The most common error of the previous AIWorlds were what I call 'stagnation'. Essentially, agents stop choosing to move, attack, replicate, or really do anything. The population just sits there. Every one of them.
AIWorld6 seemed to be an exception. Initially, worlds would run for >10M iterations and would stay lively. And then I found a bug. Specifically, the mutation rate was being set to 0 for a large percentage of the population. The recent evolution of predator/prey relationships was made with a world that started with the error and then the error was corrected to allow mutation again.
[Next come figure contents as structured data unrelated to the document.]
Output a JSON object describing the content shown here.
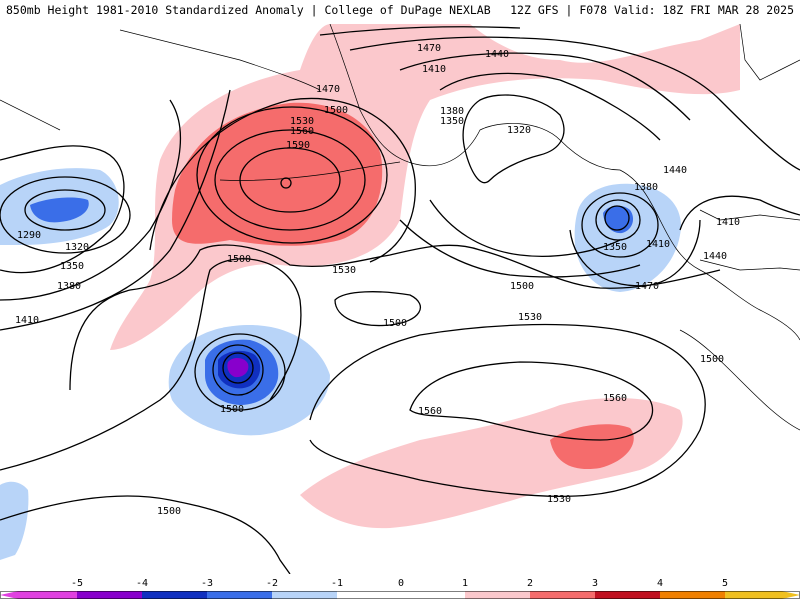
{
  "header": {
    "title_left": "850mb Height 1981-2010 Standardized Anomaly | College of DuPage NEXLAB",
    "title_right": "12Z GFS | F078 Valid: 18Z FRI MAR 28 2025"
  },
  "contour_labels": {
    "l1470a": "1470",
    "l1440a": "1440",
    "l1410a": "1410",
    "l1470b": "1470",
    "l1500a": "1500",
    "l1530a": "1530",
    "l1560a": "1560",
    "l1590a": "1590",
    "l1380a": "1380",
    "l1350a": "1350",
    "l1320a": "1320",
    "l1290w": "1290",
    "l1320w": "1320",
    "l1350w": "1350",
    "l1380w": "1380",
    "l1410w": "1410",
    "l1500b": "1500",
    "l1530b": "1530",
    "l1500c": "1500",
    "l1500d": "1500",
    "l1500e": "1500",
    "l1380e": "1380",
    "l1350e": "1350",
    "l1410e": "1410",
    "l1470e": "1470",
    "l1440e": "1440",
    "l1410f": "1410",
    "l1500f": "1500",
    "l1530c": "1530",
    "l1560b": "1560",
    "l1560c": "1560",
    "l1530d": "1530",
    "l1440f": "1440",
    "l1500g": "1500"
  },
  "colorbar": {
    "ticks": [
      "-5",
      "-4",
      "-3",
      "-2",
      "-1",
      "0",
      "1",
      "2",
      "3",
      "4",
      "5"
    ],
    "colors": {
      "neg5": "#e040e0",
      "neg4": "#8800cc",
      "neg3": "#1030c0",
      "neg2": "#3a6ee8",
      "neg1": "#b8d4f8",
      "zero": "#ffffff",
      "pos1": "#fbc8cc",
      "pos2": "#f56c6c",
      "pos3": "#c01020",
      "pos4": "#f08000",
      "pos5": "#f0c020"
    }
  }
}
After correcting the error, I'm seeing stagnant worlds every time when I set the mutation rate to 0.01. Just now I tried setting the mutation rate to 0.001 and that world lasted 10M iterations.
It's clearly time to test this and find more about how and why the mutation rate affects the world's stagnation.
I suspect that what you're experiencing is just the emergent behavior of a non-aging population optimizing it's survival in a world with infinite resources.
ReplyDeleteI noticed you mention aging in another post, but I believe allowing the engine to kill an agent after it has been alive for a certain amount of time might help with this by incrementing a counter each step that the agent is alive, and killing them based on a lifespan variable. (There are multiple ways to do this such as a fixed life span or one that is a result of the average energy since birth)
Further, by allowing resources to be depleted and replenished agents might evolve roaming behaviors, which might also mitigate your previous problem of sustainable life not being able to evolve if there wasn't an abundance of space.